New chocolate shop brings sweet history to Salem

Delphin Gomes, former director of the pastry program at the Cambridge School of Culinary Arts, is the head chocolate chef at Kakawa Chocolate House in Salem. Bob Packert for the Peabody Essex Museum

Situated among witch-themed shops and museums, Kakawa Chocolate House brings the history of the cacao fruit to Salem through its ancient and modern recipes.

The artisanal chocolate shop, founded in Santa Fe and recently brought to Salem by owners Bonnie and Tony Bennett, promotes the “anthropology” of chocolate.

Each piece of chocolate reveals a piece of history. A glass case boasts unique chocolate truffles — goat cheese, cherry chili, prickly pear, chocolate-covered chilis, and more. Its signature chocolate elixirs waft scents of spices, herbs, and chili from warming pots on the storefront counter.

“Our roots are very historical,” said Bonnie Bennett in a phone interview on her way back to Santa Fe. “We call it time traveling through the palate.”

The Bennetts started in the fashion and jewelry industry. Looking for a change of scenery, they moved from New Jersey to Santa Fe for a consulting job. There, they discovered Kakawa and bought it from its previous owners in 2010.

The Salem store, decorated with Mexican designs and furniture, held its grand opening on Dec. 1. It has a small seating area for drinking chocolates, and a menu that changes daily. Patrons can watch chocolatiers put the finishing touches on truffles as they sip aromatic elixirs.

Bennett said that, with the store, they inherited a wealth of research on the Mesoamerican beginnings of chocolate thousands of years ago. The first references to cacao, the plant from which chocolate is made, come from the pre-Maya Olmecs. The store name and logo tip their hat to those references, she said.

The Maya did not use any sort of dairy in their chocolate, Bennett said. Anthropologists believe it was used ceremonially, drunk out of large cups by religious leaders and wealthy lords.
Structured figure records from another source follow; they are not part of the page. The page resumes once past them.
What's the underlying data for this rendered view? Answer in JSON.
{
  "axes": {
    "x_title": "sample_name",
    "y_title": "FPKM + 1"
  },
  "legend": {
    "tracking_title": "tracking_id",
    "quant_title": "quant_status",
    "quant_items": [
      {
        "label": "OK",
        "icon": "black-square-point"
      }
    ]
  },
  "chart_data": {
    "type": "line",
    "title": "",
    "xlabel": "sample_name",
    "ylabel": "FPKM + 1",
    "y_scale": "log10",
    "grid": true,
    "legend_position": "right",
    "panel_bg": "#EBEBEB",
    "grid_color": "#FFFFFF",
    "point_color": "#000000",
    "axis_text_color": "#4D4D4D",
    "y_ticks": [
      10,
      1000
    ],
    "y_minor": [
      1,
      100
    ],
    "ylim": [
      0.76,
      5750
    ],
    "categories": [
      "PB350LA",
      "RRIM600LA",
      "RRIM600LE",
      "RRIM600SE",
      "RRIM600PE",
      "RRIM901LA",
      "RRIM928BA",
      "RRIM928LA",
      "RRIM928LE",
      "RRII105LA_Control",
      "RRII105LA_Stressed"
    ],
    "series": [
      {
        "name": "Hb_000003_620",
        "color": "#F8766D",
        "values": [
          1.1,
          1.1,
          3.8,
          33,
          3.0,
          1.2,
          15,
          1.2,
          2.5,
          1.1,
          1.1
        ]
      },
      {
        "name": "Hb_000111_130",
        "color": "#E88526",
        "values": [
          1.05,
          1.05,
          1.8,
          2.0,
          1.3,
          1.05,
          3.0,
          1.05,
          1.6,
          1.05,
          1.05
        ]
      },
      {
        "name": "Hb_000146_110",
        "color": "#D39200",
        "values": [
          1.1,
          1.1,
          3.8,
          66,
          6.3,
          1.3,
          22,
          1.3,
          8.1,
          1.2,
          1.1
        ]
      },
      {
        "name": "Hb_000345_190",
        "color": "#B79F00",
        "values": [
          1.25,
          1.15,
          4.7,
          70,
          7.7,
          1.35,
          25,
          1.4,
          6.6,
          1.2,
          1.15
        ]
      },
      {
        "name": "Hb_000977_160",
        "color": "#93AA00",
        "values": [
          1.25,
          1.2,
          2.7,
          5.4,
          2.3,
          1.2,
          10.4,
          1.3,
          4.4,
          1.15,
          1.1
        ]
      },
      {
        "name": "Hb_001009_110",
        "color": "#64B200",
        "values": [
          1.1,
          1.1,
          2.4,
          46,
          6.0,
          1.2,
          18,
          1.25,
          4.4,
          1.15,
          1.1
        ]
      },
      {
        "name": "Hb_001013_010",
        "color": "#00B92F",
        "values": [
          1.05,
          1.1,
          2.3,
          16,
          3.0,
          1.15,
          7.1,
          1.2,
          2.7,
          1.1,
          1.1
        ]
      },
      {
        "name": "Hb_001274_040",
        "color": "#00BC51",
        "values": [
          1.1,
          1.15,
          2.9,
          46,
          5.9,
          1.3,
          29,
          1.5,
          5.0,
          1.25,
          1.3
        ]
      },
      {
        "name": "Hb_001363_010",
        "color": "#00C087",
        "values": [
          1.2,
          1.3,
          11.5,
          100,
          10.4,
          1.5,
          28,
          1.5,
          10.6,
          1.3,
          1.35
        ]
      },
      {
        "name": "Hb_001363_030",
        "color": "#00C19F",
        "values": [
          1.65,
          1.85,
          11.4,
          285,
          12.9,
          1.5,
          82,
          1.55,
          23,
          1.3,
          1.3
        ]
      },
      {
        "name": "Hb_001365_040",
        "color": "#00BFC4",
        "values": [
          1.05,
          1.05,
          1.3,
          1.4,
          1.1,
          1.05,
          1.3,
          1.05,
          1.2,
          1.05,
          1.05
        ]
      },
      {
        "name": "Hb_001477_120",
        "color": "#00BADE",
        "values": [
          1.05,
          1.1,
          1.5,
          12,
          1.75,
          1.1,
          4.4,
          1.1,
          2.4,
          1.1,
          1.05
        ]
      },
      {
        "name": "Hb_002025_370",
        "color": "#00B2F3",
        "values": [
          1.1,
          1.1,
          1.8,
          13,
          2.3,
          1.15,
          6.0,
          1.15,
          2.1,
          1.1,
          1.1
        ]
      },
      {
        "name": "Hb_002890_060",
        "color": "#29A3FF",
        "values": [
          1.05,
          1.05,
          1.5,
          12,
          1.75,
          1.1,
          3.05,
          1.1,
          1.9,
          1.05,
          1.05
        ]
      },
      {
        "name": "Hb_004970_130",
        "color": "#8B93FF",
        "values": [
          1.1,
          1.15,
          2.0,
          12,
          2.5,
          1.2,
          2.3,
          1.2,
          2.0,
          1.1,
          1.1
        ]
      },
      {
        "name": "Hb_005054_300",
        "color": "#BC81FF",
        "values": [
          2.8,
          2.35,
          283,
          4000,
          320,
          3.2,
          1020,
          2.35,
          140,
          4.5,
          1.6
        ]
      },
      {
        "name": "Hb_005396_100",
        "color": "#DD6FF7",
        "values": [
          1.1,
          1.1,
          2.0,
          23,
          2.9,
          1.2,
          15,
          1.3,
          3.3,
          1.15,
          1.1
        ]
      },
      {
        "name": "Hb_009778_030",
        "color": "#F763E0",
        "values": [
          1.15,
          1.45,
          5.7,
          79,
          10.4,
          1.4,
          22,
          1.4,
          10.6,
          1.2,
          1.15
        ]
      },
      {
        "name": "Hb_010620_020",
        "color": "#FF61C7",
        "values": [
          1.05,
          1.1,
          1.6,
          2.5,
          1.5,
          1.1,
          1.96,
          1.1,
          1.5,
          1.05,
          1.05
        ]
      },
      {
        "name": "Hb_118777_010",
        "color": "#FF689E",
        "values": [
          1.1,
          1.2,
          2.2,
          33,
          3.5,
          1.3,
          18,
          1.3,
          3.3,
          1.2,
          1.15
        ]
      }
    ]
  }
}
The Mayan Full Spice drinking chocolate elixir reflects these historical roots, Bennett said. It includes unsweetened 100 percent chocolate, coconut sugar, Chilhuacle Negro Chili, Mexican vanilla, and 17 herbs, flowers, nuts, and spices.

“It’s very different from what people might know as a hot chocolate,” Bennett said. “The flavor profile is sort of strong and in your face.”

The recipe is extremely precise, head chocolatier Delphin Gomes said. The Maya recipe includes exact amounts of a plethora of spices.

“It’s a delicate process,” he said. “Otherwise, you wouldn’t be able to distinguish the flavors if it wasn’t precise.”

He said for less adventurous taste buds, it’s best to start with contemporary elixirs, such as the American, and work up to the complex flavor profiles.

“Chocolate with chili, there [in Santa Fe] it sells. Here, even our chocolates, the spices can be too much for some people here,” Gomes said. “So we try to meet them halfway.”

European recipes are easier on some palates, Bennett said. The menu includes the 1774 Marie Antoinette elixir, which is representative of a recipe that Antoinette brought from Vienna to the French court of Versailles in the 1770s. It includes orange blossom water, 70 percent chocolate, cinnamon, vanilla, and almond milk.

Bennett said she is passionate about imparting the history of chocolate upon visitors through their palates. In Santa Fe, she and Tony also hosted lessons in public schools, colleges, and small groups. She added that they hope to hold workshops and lessons in Salem in the future.

“It goes beyond what we do in the store,” she said.

Kakawa leases its space from the Peabody Essex Museum. Jay Finney, chief marketing officer at the museum, said the board of directors and museum trustees met Tony on an annual visit to a marketplace in Santa Fe, and encouraged him to open a store in Salem.

He said that when the space opened up, any retail store could have moved in. But he’s glad it’s Kakawa because of the potential for collaborations. He mentioned historical exhibits that include chocolate tastings and adding Kakawa products to the museum’s cafe.

“We love chocolate. We love Tony. We love the concept and the cultural background of how he approaches his product,” Finney said. “Our values are similar.”

Looking forward, Bennett said she plans to add some regional recipes that speak to Salem’s roots, incorporating quintessential New England ingredients such as cranberries and maple.

“We are very excited to be involved in that area, with its rich history, it feels very comfortable to us,” she said.